Fixing MySQL collation/charset issues

cli-sql-collationI recently needed to fix some collation issues on some old databases which were caused by my own neglect. I became aware of this as I was finding a lot of errors in the PHP error.log pertaining to MySQL collation errors (actually mostly derived from WordPress sites receiving spam comments in oriental languages).

A fresh install of MySQL appears to have the default database collation set at latin1_swedish_ci. Obviously this can be avoided by making sure to specify your collation on database/table creation, but I’m of the opinion that I’m better off just setting all databases to run in utf8_unicode_ci no matter what.

Step One: Set default collation

Even if you go back and fix all the messed up DBs, you want to make sure that future databases are set to utf8_unicode_ci collation by default. Fortunately this is fairly easy. Please note that these instructions are for MySQL 5.5+. There’s a slightly different requirement for earlier versions of MySQL.

$ sudo cp /etc/mysql/my.cnf /etc/mysql/my.cnf.bak
$ sudo vi /etc/mysql/my.cnf

Now look for a line that says “[mysqld]” and add the following lines directly after it.

collation-server = utf8_unicode_ci
init-connect='SET NAMES utf8'
character-set-server = utf8

Once you’ve saved that file, run:

$ sudo service mysql restart

And that’s your default collation looked after.

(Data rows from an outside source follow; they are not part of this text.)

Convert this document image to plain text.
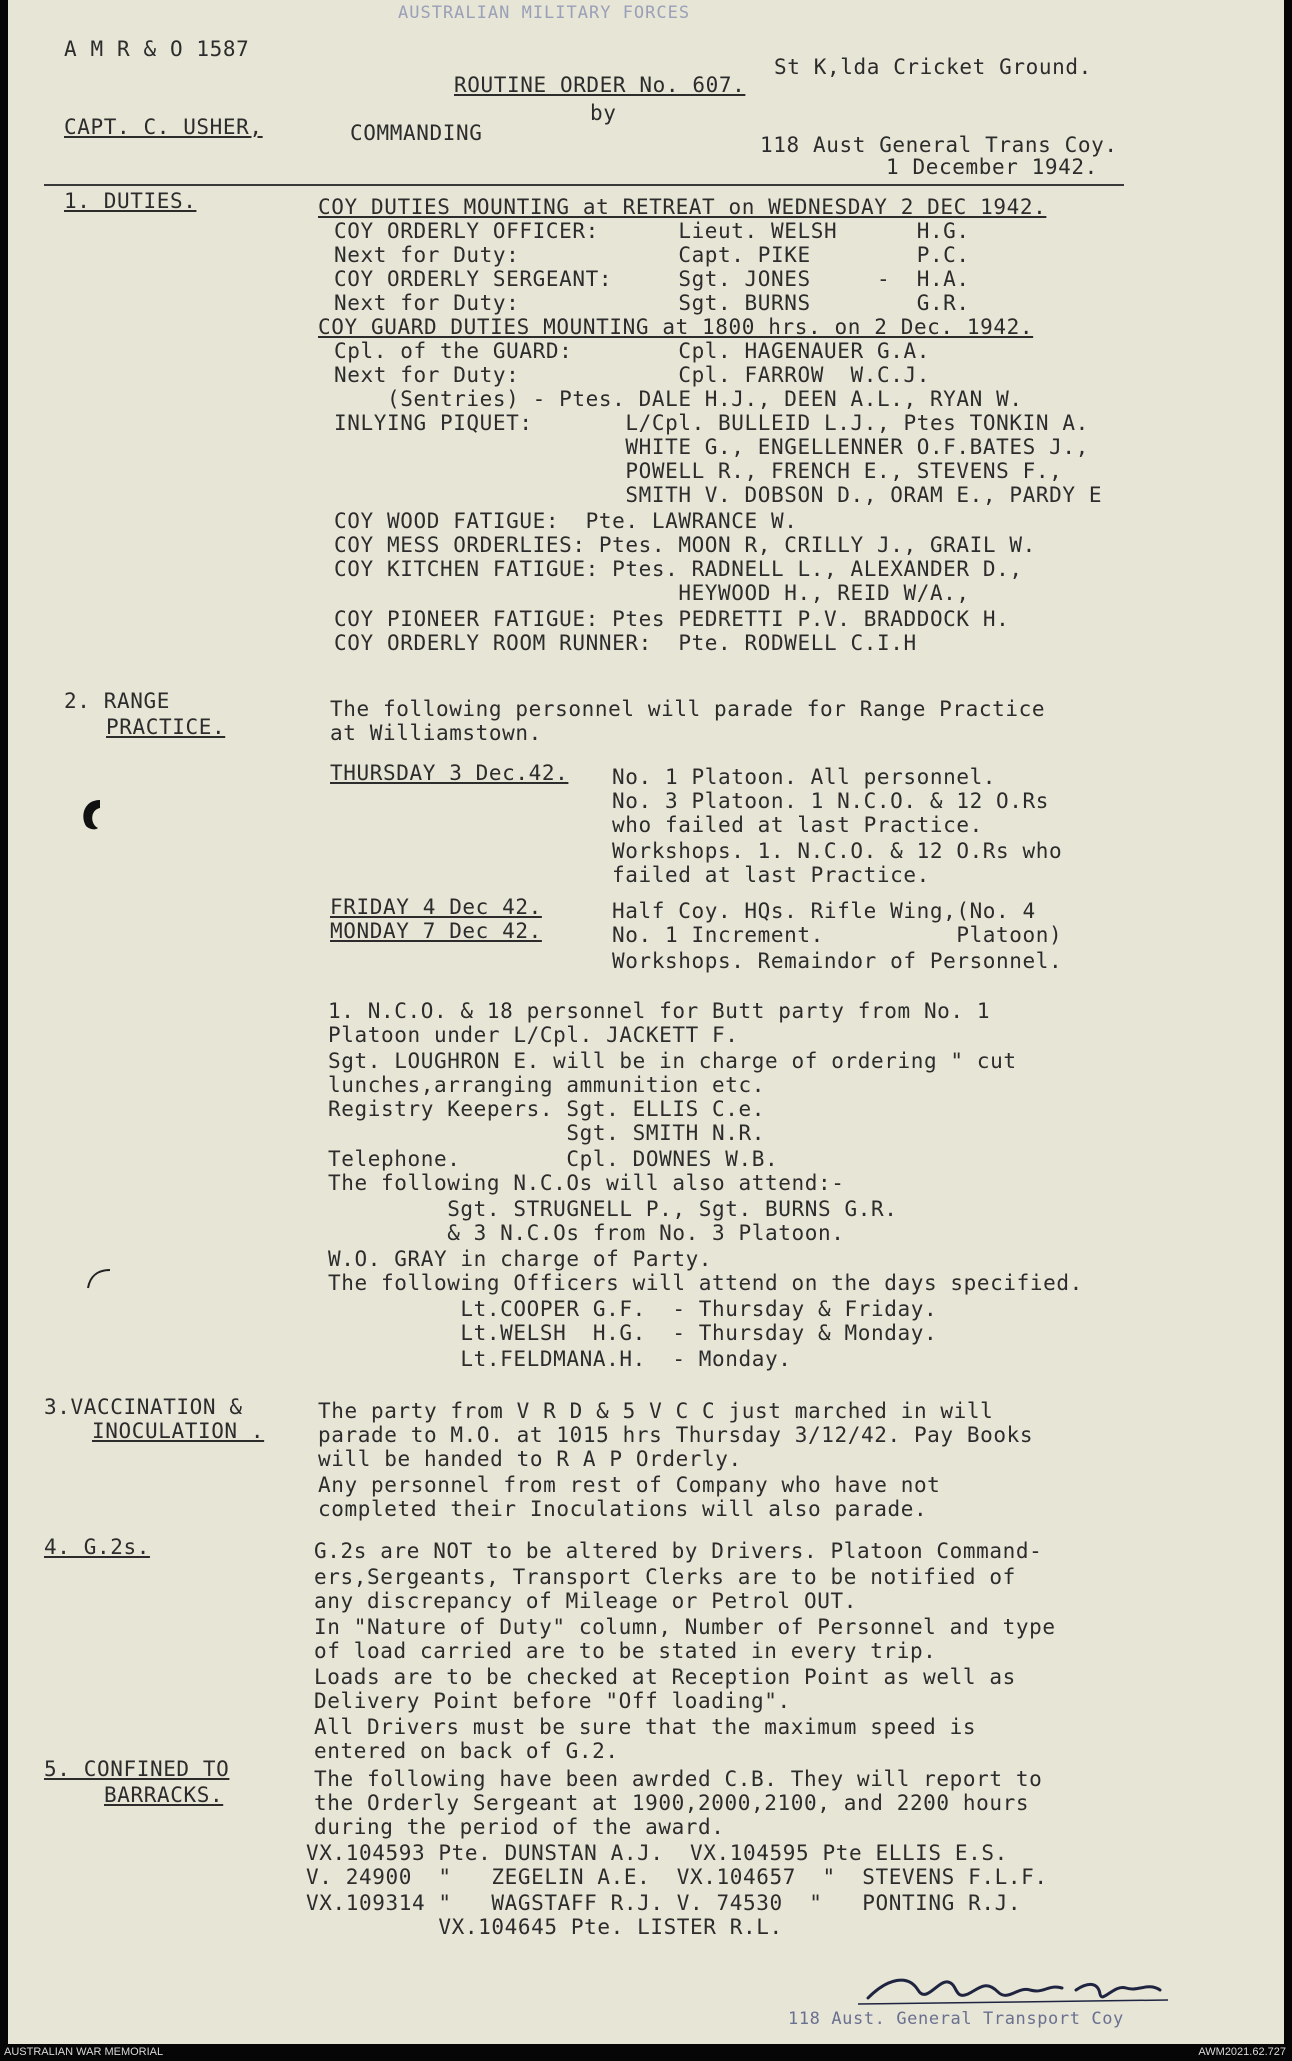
A M R & O 1587
AUSTRALIAN MILITARY FORCES
St K,lda Cricket Ground.
ROUTINE ORDER No. 607.
by
CAPT. C. USHER,	COMMANDING	118 Aust General Trans Coy.
1 December 1942.
1. DUTIES.	COY DUTIES MOUNTING at RETREAT on WEDNESDAY 2 DEC 1942.
COY ORDERLY OFFICER:      Lieut. WELSH      H.G.
Next for Duty:            Capt. PIKE        P.C.
COY ORDERLY SERGEANT:     Sgt. JONES     -  H.A.
Next for Duty:            Sgt. BURNS        G.R.
COY GUARD DUTIES MOUNTING at 1800 hrs. on 2 Dec. 1942.
Cpl. of the GUARD:        Cpl. HAGENAUER G.A.
Next for Duty:            Cpl. FARROW  W.C.J.
(Sentries) - Ptes. DALE H.J., DEEN A.L., RYAN W.
INLYING PIQUET:       L/Cpl. BULLEID L.J., Ptes TONKIN A.
WHITE G., ENGELLENNER O.F.BATES J.,
POWELL R., FRENCH E., STEVENS F.,
SMITH V. DOBSON D., ORAM E., PARDY E
COY WOOD FATIGUE:  Pte. LAWRANCE W.
COY MESS ORDERLIES: Ptes. MOON R, CRILLY J., GRAIL W.
COY KITCHEN FATIGUE: Ptes. RADNELL L., ALEXANDER D.,
HEYWOOD H., REID W/A.,
COY PIONEER FATIGUE: Ptes PEDRETTI P.V. BRADDOCK H.
COY ORDERLY ROOM RUNNER:  Pte. RODWELL C.I.H
2. RANGE
PRACTICE.
The following personnel will parade for Range Practice
at Williamstown.
THURSDAY 3 Dec.42. No. 1 Platoon. All personnel.
No. 3 Platoon. 1 N.C.O. & 12 O.Rs
who failed at last Practice.
Workshops. 1. N.C.O. & 12 O.Rs who
failed at last Practice.
FRIDAY 4 Dec 42.
MONDAY 7 Dec 42.
Half Coy. HQs. Rifle Wing,(No. 4
No. 1 Increment.          Platoon)
Workshops. Remaindor of Personnel.
1. N.C.O. & 18 personnel for Butt party from No. 1
Platoon under L/Cpl. JACKETT F.
Sgt. LOUGHRON E. will be in charge of ordering " cut
lunches,arranging ammunition etc.
Registry Keepers. Sgt. ELLIS C.e.
Sgt. SMITH N.R.
Telephone.        Cpl. DOWNES W.B.
The following N.C.Os will also attend:-
Sgt. STRUGNELL P., Sgt. BURNS G.R.
& 3 N.C.Os from No. 3 Platoon.
W.O. GRAY in charge of Party.
The following Officers will attend on the days specified.
Lt.COOPER G.F.  - Thursday & Friday.
Lt.WELSH  H.G.  - Thursday & Monday.
Lt.FELDMANA.H.  - Monday.
3.VACCINATION &
INOCULATION .
The party from V R D & 5 V C C just marched in will
parade to M.O. at 1015 hrs Thursday 3/12/42. Pay Books
will be handed to R A P Orderly.
Any personnel from rest of Company who have not
completed their Inoculations will also parade.
4. G.2s.	G.2s are NOT to be altered by Drivers. Platoon Command-
ers,Sergeants, Transport Clerks are to be notified of
any discrepancy of Mileage or Petrol OUT.
In "Nature of Duty" column, Number of Personnel and type
of load carried are to be stated in every trip.
Loads are to be checked at Reception Point as well as
Delivery Point before "Off loading".
All Drivers must be sure that the maximum speed is
entered on back of G.2.
5. CONFINED TO
BARRACKS.
The following have been awrded C.B. They will report to
the Orderly Sergeant at 1900,2000,2100, and 2200 hours
during the period of the award.
VX.104593 Pte. DUNSTAN A.J.  VX.104595 Pte ELLIS E.S.
V. 24900  "   ZEGELIN A.E.  VX.104657  "  STEVENS F.L.F.
VX.109314 "   WAGSTAFF R.J. V. 74530  "   PONTING R.J.
VX.104645 Pte. LISTER R.L.
118 Aust. General Transport Coy
AUSTRALIAN WAR MEMORIAL	AWM2021.62.727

Next time you create a database without specifying collation it will automatically be utf8_unicode_ci.

Step Two: Locate old databases with incorrect collation

So, how do you find out which databases have the wrong collation, and more importantly, which database tables, have the wrong collation.

The commands below will show you what’s not in utf8_unicode_ci, the first command showing you the databases that are wrong, and the second command shows all tables that are wrong.

mysql> SELECT * FROM information_schema.SCHEMATA WHERE DEFAULT_COLLATION_NAME != 'utf8_unicode_ci';
mysql> SELECT TABLE_SCHEMA, TABLE_NAME, TABLE_COLLATION FROM information_schema.TABLES WHERE TABLE_COLLATION != 'utf8_unicode_ci';

Step Three: Change Collations

NB: Please check the note at the end of this article with an important warning about this approach.

First make sure to backup all databases you’re changing!

[email protected]:~$ mysqldump -u user -p**** db_name > db_name.sql

Then login to mysql and run the following command to change the whole database to utf8_unicode_ci.

mysql> ALTER DATABASE db_name CHARACTER SET utf8 COLLATE utf8_unicode_ci;

Now, return to bash and run the following command. If you want, you can drop the “&” at the end so that you see everything it runs rather than pushing it to the background. Remember to edit mysql user/pass and database name twice.

[email protected]:~$ mysql -u user -p**** --database=db_name -B -N -e "SHOW TABLES" \
| awk '{print "SET foreign_key_checks = 0; ALTER TABLE", $1, "CONVERT TO CHARACTER SET utf8 COLLATE utf8_unicode_ci; SET foreign_key_checks = 1; "}' \
| mysql -u user -p**** --database=db_name &

Data Loss Warning

The method described above is a bit of a ‘quick and dirty’ fix. If you’re changing collation from non-utf8 to utf8 (instead of changing from utf8_general_ci to utf8_unicode_ci) you will end up changing the data type of certain tables. For example a TEXT column will become MEDIUMTEXT. As far as I can tell if you’re changing from say utf8_general_ci to utf8_unicode_ci this is not a problem and the table data types stay the same.

If you’re dealing with non-utf8 to utf8 you would probably be best advised altering your table columns twice to avoid data loss, however this means that you need to manually go through them (or write a script). Doing this manually would be painful on a large scale, so you’ll definitely want to script it.

For example, if you’re changing a WordPress posts table you’ll need to run:

ALTER TABLE wp_posts CHANGE post_content post_content LONGBLOB;
ALTER TABLE wp_posts CHANGE post_content post_content LONGTEXT CHARACTER SET utf8 COLLATE utf8_unicode_ci;

So you need to change the content type to a binary/blob equivalent first, then convert it back to UTF8 and specify the original data type of the column!

These are the data conversions you need to make first before converting them back.

  • CHAR ⇾ BINARY
  • TEXT ⇾ BLOB
  • TINYTEXT ⇾ TINYBLOB
  • MEDIUMTEXT ⇾ MEDIUMBLOB
  • LONGTEXT ⇾ LONGBLOB
  • VARCHAR(x) ⇾ VARBINARY(x)

I haven’t found/written a full script for doing this the entirely correct way yet, but hopefully can sit down and draft something up soon.

You can read some more detailed explanations about this on the WordPress Codex (but applies for non WordPress sites) and the MySQL Performance Blog.

Comments

  • Awesome stuff, sorted that out for me on one of my older blogs that’s been ported around a ton of different hosts.

    • Huzzah! Delighted it was of some help. Always great to hear these posts are helpful to people – makes it worthwhile to keep on writing them 🙂

      Thanks for the comment!